Em Le Skylab, filme que recentemente saiu de exibição, Julie Delpy refrescou-nos com um imenso banho de nostalgia, recriando um ambiente intenso e familiar de uma vasta família bretã dos anos 60. O pior do filme é a ponte com a atualidade, feita através da viagem de comboio, mas é também aí que Delpy afirma a sua identidade, uma defesa da família. Em Le Skylab, há um contraponto temporal. Mas o tempo presente conta pouco. O que realmente subsiste é esse mergulho no passado feliz, uma espécie de Verão Azul, verão-tipo, igual e paradigmático.
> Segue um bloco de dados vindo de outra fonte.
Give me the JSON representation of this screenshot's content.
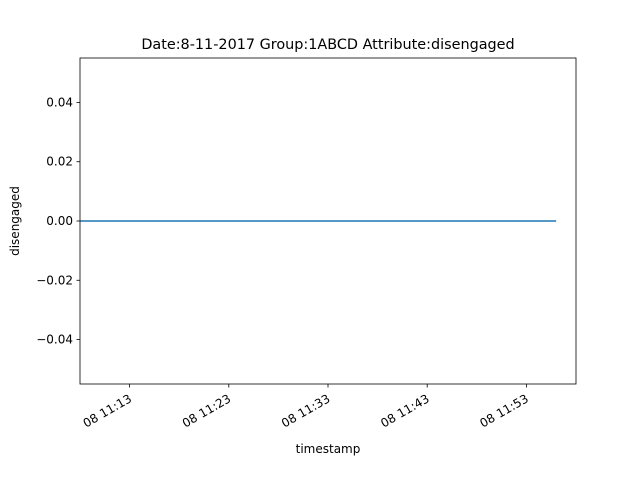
{
  "chart_data": {
    "type": "line",
    "title": "Date:8-11-2017  Group:1ABCD Attribute:disengaged",
    "xlabel": "timestamp",
    "ylabel": "disengaged",
    "x_ticks": [
      "08 11:13",
      "08 11:23",
      "08 11:33",
      "08 11:43",
      "08 11:53"
    ],
    "y_ticks": [
      "0.04",
      "0.02",
      "0.00",
      "−0.02",
      "−0.04"
    ],
    "y_tick_values": [
      0.04,
      0.02,
      0.0,
      -0.02,
      -0.04
    ],
    "ylim": [
      -0.055,
      0.055
    ],
    "xlim": [
      "08 11:08",
      "08 11:58"
    ],
    "series": [
      {
        "color": "#1f77b4",
        "x": [
          "08 11:08",
          "08 11:56"
        ],
        "y": [
          0,
          0
        ]
      }
    ],
    "grid": false,
    "legend": "none"
  }
}
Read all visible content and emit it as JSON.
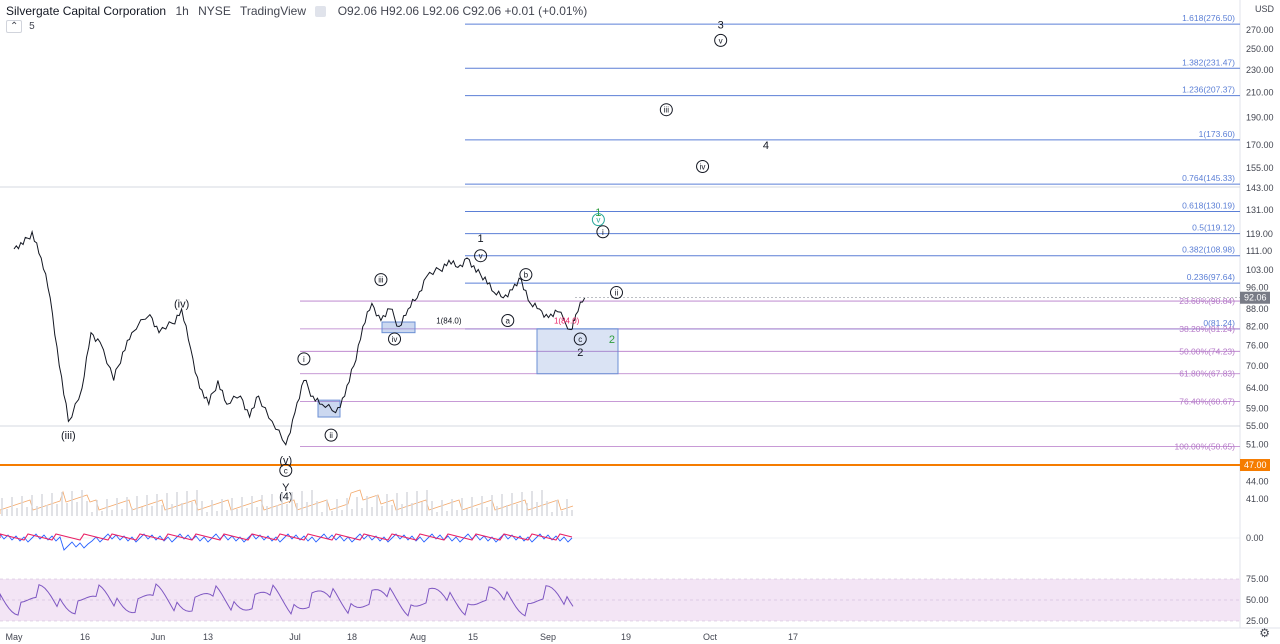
{
  "header": {
    "symbol": "Silvergate Capital Corporation",
    "interval": "1h",
    "exchange": "NYSE",
    "source": "TradingView",
    "ohlc": "O92.06 H92.06 L92.06 C92.06 +0.01 (+0.01%)",
    "indicator_count": "5",
    "currency": "USD"
  },
  "colors": {
    "price": "#131722",
    "fib_blue": "#5b7fd6",
    "fib_purple": "#b579c8",
    "orange": "#f57c00",
    "box": "#6b8fd4",
    "wave_green": "#2e9e3e",
    "wave_teal": "#26a69a",
    "volume": "#f2a86a",
    "indicator_red": "#e91e63",
    "indicator_blue": "#2962ff",
    "rsi": "#7e57c2",
    "rsi_band": "#f3e5f5",
    "price_tag": "#787b86"
  },
  "chart_data": {
    "type": "line",
    "title": "Silvergate Capital Corporation · 1h · NYSE",
    "x_labels": [
      "May",
      "16",
      "Jun",
      "13",
      "Jul",
      "18",
      "Aug",
      "15",
      "Sep",
      "19",
      "Oct",
      "17"
    ],
    "y_ticks": [
      "270.00",
      "250.00",
      "230.00",
      "210.00",
      "190.00",
      "170.00",
      "155.00",
      "143.00",
      "131.00",
      "119.00",
      "111.00",
      "103.00",
      "96.00",
      "88.00",
      "82.00",
      "76.00",
      "70.00",
      "64.00",
      "59.00",
      "55.00",
      "51.00",
      "47.00",
      "44.00",
      "41.00"
    ],
    "y_range": [
      38,
      285
    ],
    "log_scale": true,
    "price_series": [
      {
        "x": "May 1",
        "y": 112
      },
      {
        "x": "May 3",
        "y": 114
      },
      {
        "x": "May 5",
        "y": 120
      },
      {
        "x": "May 7",
        "y": 108
      },
      {
        "x": "May 9",
        "y": 92
      },
      {
        "x": "May 11",
        "y": 70
      },
      {
        "x": "May 13",
        "y": 56
      },
      {
        "x": "May 16",
        "y": 64
      },
      {
        "x": "May 18",
        "y": 80
      },
      {
        "x": "May 20",
        "y": 77
      },
      {
        "x": "May 23",
        "y": 66
      },
      {
        "x": "May 25",
        "y": 74
      },
      {
        "x": "May 27",
        "y": 80
      },
      {
        "x": "May 31",
        "y": 86
      },
      {
        "x": "Jun 2",
        "y": 80
      },
      {
        "x": "Jun 5",
        "y": 83
      },
      {
        "x": "Jun 7",
        "y": 88
      },
      {
        "x": "Jun 9",
        "y": 75
      },
      {
        "x": "Jun 11",
        "y": 64
      },
      {
        "x": "Jun 13",
        "y": 60
      },
      {
        "x": "Jun 15",
        "y": 66
      },
      {
        "x": "Jun 17",
        "y": 60
      },
      {
        "x": "Jun 20",
        "y": 62
      },
      {
        "x": "Jun 22",
        "y": 57
      },
      {
        "x": "Jun 24",
        "y": 62
      },
      {
        "x": "Jun 27",
        "y": 56
      },
      {
        "x": "Jun 30",
        "y": 51
      },
      {
        "x": "Jul 2",
        "y": 58
      },
      {
        "x": "Jul 4",
        "y": 66
      },
      {
        "x": "Jul 6",
        "y": 62
      },
      {
        "x": "Jul 8",
        "y": 60
      },
      {
        "x": "Jul 11",
        "y": 58
      },
      {
        "x": "Jul 13",
        "y": 62
      },
      {
        "x": "Jul 15",
        "y": 70
      },
      {
        "x": "Jul 17",
        "y": 82
      },
      {
        "x": "Jul 19",
        "y": 90
      },
      {
        "x": "Jul 21",
        "y": 84
      },
      {
        "x": "Jul 23",
        "y": 88
      },
      {
        "x": "Jul 25",
        "y": 82
      },
      {
        "x": "Jul 27",
        "y": 88
      },
      {
        "x": "Jul 29",
        "y": 92
      },
      {
        "x": "Jul 31",
        "y": 100
      },
      {
        "x": "Aug 3",
        "y": 103
      },
      {
        "x": "Aug 5",
        "y": 107
      },
      {
        "x": "Aug 7",
        "y": 104
      },
      {
        "x": "Aug 9",
        "y": 108
      },
      {
        "x": "Aug 11",
        "y": 102
      },
      {
        "x": "Aug 13",
        "y": 100
      },
      {
        "x": "Aug 15",
        "y": 94
      },
      {
        "x": "Aug 17",
        "y": 92
      },
      {
        "x": "Aug 19",
        "y": 95
      },
      {
        "x": "Aug 21",
        "y": 99
      },
      {
        "x": "Aug 23",
        "y": 90
      },
      {
        "x": "Aug 25",
        "y": 88
      },
      {
        "x": "Aug 27",
        "y": 85
      },
      {
        "x": "Aug 29",
        "y": 87
      },
      {
        "x": "Sep 1",
        "y": 81
      },
      {
        "x": "Sep 2",
        "y": 86
      },
      {
        "x": "Sep 4",
        "y": 92.06
      }
    ],
    "last_price": "92.06",
    "key_level": "47.00",
    "fib_levels_blue": [
      {
        "label": "1.618(276.50)",
        "value": 276.5
      },
      {
        "label": "1.382(231.47)",
        "value": 231.47
      },
      {
        "label": "1.236(207.37)",
        "value": 207.37
      },
      {
        "label": "1(173.60)",
        "value": 173.6
      },
      {
        "label": "0.764(145.33)",
        "value": 145.33
      },
      {
        "label": "0.618(130.19)",
        "value": 130.19
      },
      {
        "label": "0.5(119.12)",
        "value": 119.12
      },
      {
        "label": "0.382(108.98)",
        "value": 108.98
      },
      {
        "label": "0.236(97.64)",
        "value": 97.64
      },
      {
        "label": "0(81.24)",
        "value": 81.24
      }
    ],
    "fib_levels_purple": [
      {
        "label": "23.60%(90.84)",
        "value": 90.84
      },
      {
        "label": "38.20%(81.24)",
        "value": 81.24
      },
      {
        "label": "50.00%(74.23)",
        "value": 74.23
      },
      {
        "label": "61.80%(67.83)",
        "value": 67.83
      },
      {
        "label": "76.40%(60.67)",
        "value": 60.67
      },
      {
        "label": "100.00%(50.65)",
        "value": 50.65
      }
    ],
    "wave_labels": [
      {
        "text": "3",
        "x": "Oct 4",
        "y": 276,
        "style": "plain"
      },
      {
        "text": "v",
        "x": "Oct 4",
        "y": 259,
        "style": "circle"
      },
      {
        "text": "iii",
        "x": "Sep 22",
        "y": 196,
        "style": "circle"
      },
      {
        "text": "4",
        "x": "Oct 14",
        "y": 170,
        "style": "plain"
      },
      {
        "text": "iv",
        "x": "Sep 30",
        "y": 156,
        "style": "circle"
      },
      {
        "text": "1",
        "x": "Sep 7",
        "y": 130,
        "style": "green"
      },
      {
        "text": "v",
        "x": "Sep 7",
        "y": 126,
        "style": "greencircle"
      },
      {
        "text": "i",
        "x": "Sep 8",
        "y": 120,
        "style": "circle"
      },
      {
        "text": "ii",
        "x": "Sep 11",
        "y": 94,
        "style": "circle"
      },
      {
        "text": "2",
        "x": "Sep 10",
        "y": 78,
        "style": "green"
      },
      {
        "text": "1",
        "x": "Aug 12",
        "y": 117,
        "style": "plain"
      },
      {
        "text": "v",
        "x": "Aug 12",
        "y": 109,
        "style": "circle"
      },
      {
        "text": "b",
        "x": "Aug 22",
        "y": 101,
        "style": "circle"
      },
      {
        "text": "a",
        "x": "Aug 18",
        "y": 84,
        "style": "circle"
      },
      {
        "text": "c",
        "x": "Sep 3",
        "y": 78,
        "style": "circle"
      },
      {
        "text": "2",
        "x": "Sep 3",
        "y": 74,
        "style": "plain"
      },
      {
        "text": "iii",
        "x": "Jul 21",
        "y": 99,
        "style": "circle"
      },
      {
        "text": "iv",
        "x": "Jul 24",
        "y": 78,
        "style": "circle"
      },
      {
        "text": "i",
        "x": "Jul 4",
        "y": 72,
        "style": "circle"
      },
      {
        "text": "ii",
        "x": "Jul 10",
        "y": 53,
        "style": "circle"
      },
      {
        "text": "(iv)",
        "x": "Jun 7",
        "y": 90,
        "style": "plain"
      },
      {
        "text": "(iii)",
        "x": "May 13",
        "y": 53,
        "style": "plain"
      },
      {
        "text": "(v)",
        "x": "Jun 30",
        "y": 48,
        "style": "plain"
      },
      {
        "text": "c",
        "x": "Jun 30",
        "y": 46,
        "style": "circle"
      },
      {
        "text": "Y",
        "x": "Jun 30",
        "y": 43,
        "style": "plain"
      },
      {
        "text": "(4)",
        "x": "Jun 30",
        "y": 41.5,
        "style": "plain"
      }
    ],
    "misc_labels": [
      {
        "text": "1(84.0)",
        "x": "Aug 5",
        "y": 84,
        "color": "#131722"
      },
      {
        "text": "1(84.0)",
        "x": "Aug 31",
        "y": 84,
        "color": "#e91e63"
      }
    ],
    "oscillator_axis": "0.00",
    "rsi_axis": [
      "75.00",
      "50.00",
      "25.00"
    ]
  }
}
Em 2 Dias em Nova Iorque, o contraponto com essa mesma Bretanha é temporal. Há uma deslocação no espaço. Mas em vez de resistirmos na pacata região francesa, atrofiamos numa Nova Iorque fora de horas (fora de tempo). E assim, em vez de um banho de nostalgia, o filme transforma-se numa comédia, de fórmula repetida (não quer dizer que não resulte). A família campónia que vem visitar a filha à grande cidade e provoca-lhe um grande embaraço. No fundo, na linha de comédias populares como Crocodile Dundee, Um Russo em Nova Iorque ou Borat. Não se ofenda Julie Delpy com tal comparação, porque o filme francês é bem mais inteligente do que a soma dos três filmes citados. E o seu único problema talvez seja mesmo as personagens 'francesas' que são excessivamente excessivas, fruto de um estereótipo levado ao extremo, destituídas da subtileza que o filme pedia. Se Delpy encontrasse personagens tão fortes e bem desenhadas como em Le Skylab o resultado seria mais deslumbrante.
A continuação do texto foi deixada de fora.